Taillé sur mesure pour Trump par un think-tank ultraconservateur, ce plan d’action vise une transformation radicale du mode de gouvernance des Etats-Unis, pour la mise en place autoritaire de nombreuses mesures réactionnaires.

Le «Project 2025», une feuille de route trumpiste pour dynamiter la démocratie américaine

Taillé sur mesure pour Donald Trump par un think tank ultraconservateur, ce plan d’action vise une transformation radicale du mode de gouvernance des Etats-Unis pour mettre en place de manière autoritaire de nombreuses mesures réactionnaires. Des milliers de partisans ont déjà été identifiés et formés pour occuper des postes clés dans l’administration.

«Project twenty twenty-five» : ces trois mots reviennent en boucle, depuis plusieurs mois – et avec une intensité redoublée depuis quelques semaines – dans la bouche des représentants du Parti démocrate et de nombreux acteurs de la société civile opposés au retour de Donald Trump à la Maison Blanche. Le 9 juillet, Joe Biden, alors encore candidat à sa réélection, s’était lui-même fendu d’un bref tweet sibyllin : «Google Project 2025» («cherchez Project 2025 sur le moteur de recherche Google»). De fait, il y a de quoi mobiliser l’attention des électeurs étasuniens. Projet ultralibéral, ultraconservateur, xénophobe, climatodénialiste

Le Project 2025, ou «projet de transition présidentielle», est un programme politique visant à transformer en profondeur les structures de gouvernance fédérales étasuniennes, avec la mise en place d’une administration autoritaire et radicale, et une complète mainmise du Président sur le pouvoir exécutif. Au service d’un projet économiquement ultralibéral, socialement ultraconservateur et protectionniste, farouchement opposé aux droits des femmes, xénophobe, et résolument climatodénialiste.
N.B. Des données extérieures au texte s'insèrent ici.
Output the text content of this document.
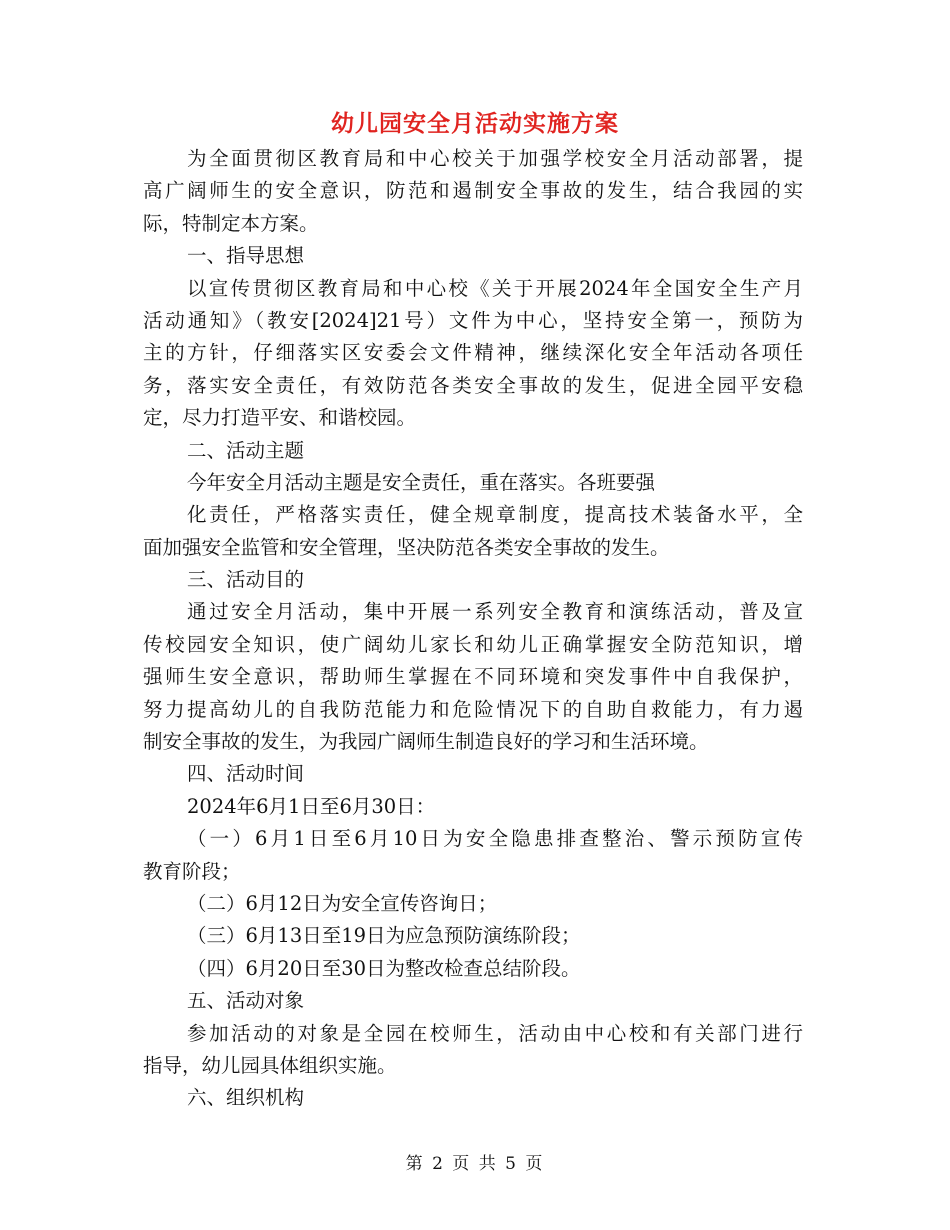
幼儿园安全月活动实施方案
为全面贯彻区教育局和中心校关于加强学校安全月活动部署，提
高广阔师生的安全意识，防范和遏制安全事故的发生，结合我园的实
际，特制定本方案。
一、指导思想
以宣传贯彻区教育局和中心校《关于开展2024年全国安全生产月
活动通知》（教安[2024]21号）文件为中心，坚持安全第一，预防为
主的方针，仔细落实区安委会文件精神，继续深化安全年活动各项任
务，落实安全责任，有效防范各类安全事故的发生，促进全园平安稳
定，尽力打造平安、和谐校园。
二、活动主题
今年安全月活动主题是安全责任，重在落实。各班要强
化责任，严格落实责任，健全规章制度，提高技术装备水平，全
面加强安全监管和安全管理，坚决防范各类安全事故的发生。
三、活动目的
通过安全月活动，集中开展一系列安全教育和演练活动，普及宣
传校园安全知识，使广阔幼儿家长和幼儿正确掌握安全防范知识，增
强师生安全意识，帮助师生掌握在不同环境和突发事件中自我保护，
努力提高幼儿的自我防范能力和危险情况下的自助自救能力，有力遏
制安全事故的发生，为我园广阔师生制造良好的学习和生活环境。
四、活动时间
2024年6月1日至6月30日：
（一）6月1日至6月10日为安全隐患排查整治、警示预防宣传
教育阶段；
（二）6月12日为安全宣传咨询日；
（三）6月13日至19日为应急预防演练阶段；
（四）6月20日至30日为整改检查总结阶段。
五、活动对象
参加活动的对象是全园在校师生，活动由中心校和有关部门进行
指导，幼儿园具体组织实施。
六、组织机构
第 2 页 共 5 页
Le projet – déjà évoqué fin 2023 dans cet article de Libération – a été élaboré sous l’égide d’un think tank («cercle de réflexion») ultra-conservateur très influent, l’Heritage Foundation. L’organisme publie régulièrement, depuis 1981, des recueils de préconisations politiques à destination des présidents républicains, sous le nom de «Mandate for Leadership». La politique reaganienne fut ainsi fortement influencée par les recommandations de l’Heritage Foundation. En 2018, la fondation s’était réjouie de voir que près des deux tiers de ses plus récentes propositions avaient été retenues par Trump pour son mandat. La perspective de la réélection en 2024 de ce candidat a été l’occasion, pour l’organisme, de voir les choses en beaucoup plus grand. En ne se limitant plus à proposer au Président une liste de mesures radicales assortie d’un argumentaire idéologique, mais en mettant sur pied un plan d’action complet garantissant que celles-ci soient mises en œuvre sans délai ni atermoiement. Selon l’Heritage Foundation, «plus de 50 groupes issus de l’ensemble du mouvement conservateur» ont contribué à l’élaboration de ce programme. Edito

En avril 2022, lors d’un dîner de l’Heritage Fondation, Trump saluait le travail «incroyable» qui était mené à son intention : «C’est un groupe formidable, qui va préparer le terrain et élaborer des plans détaillés sur ce que notre mouvement fera […] lorsque le peuple américain nous donnera un mandat colossal pour sauver l’Amérique.» Mais après les récents coups de projecteur donnés au fameux «projet de transition présidentiel», Trump a fait mine de prendre ses distances avec le think tank. Le 5 juillet, sur son réseau Truth Social, il affirmait ainsi «ne rien savoir» du projet : «Je n’ai aucune idée de qui se cache derrière ce projet. Je ne suis pas d’accord avec certaines des choses qu’ils disent et certaines des choses qu’ils disent sont absolument ridicules. Quoi qu’ils fassent, je leur souhaite bonne chance, mais je n’ai rien à voir avec eux.»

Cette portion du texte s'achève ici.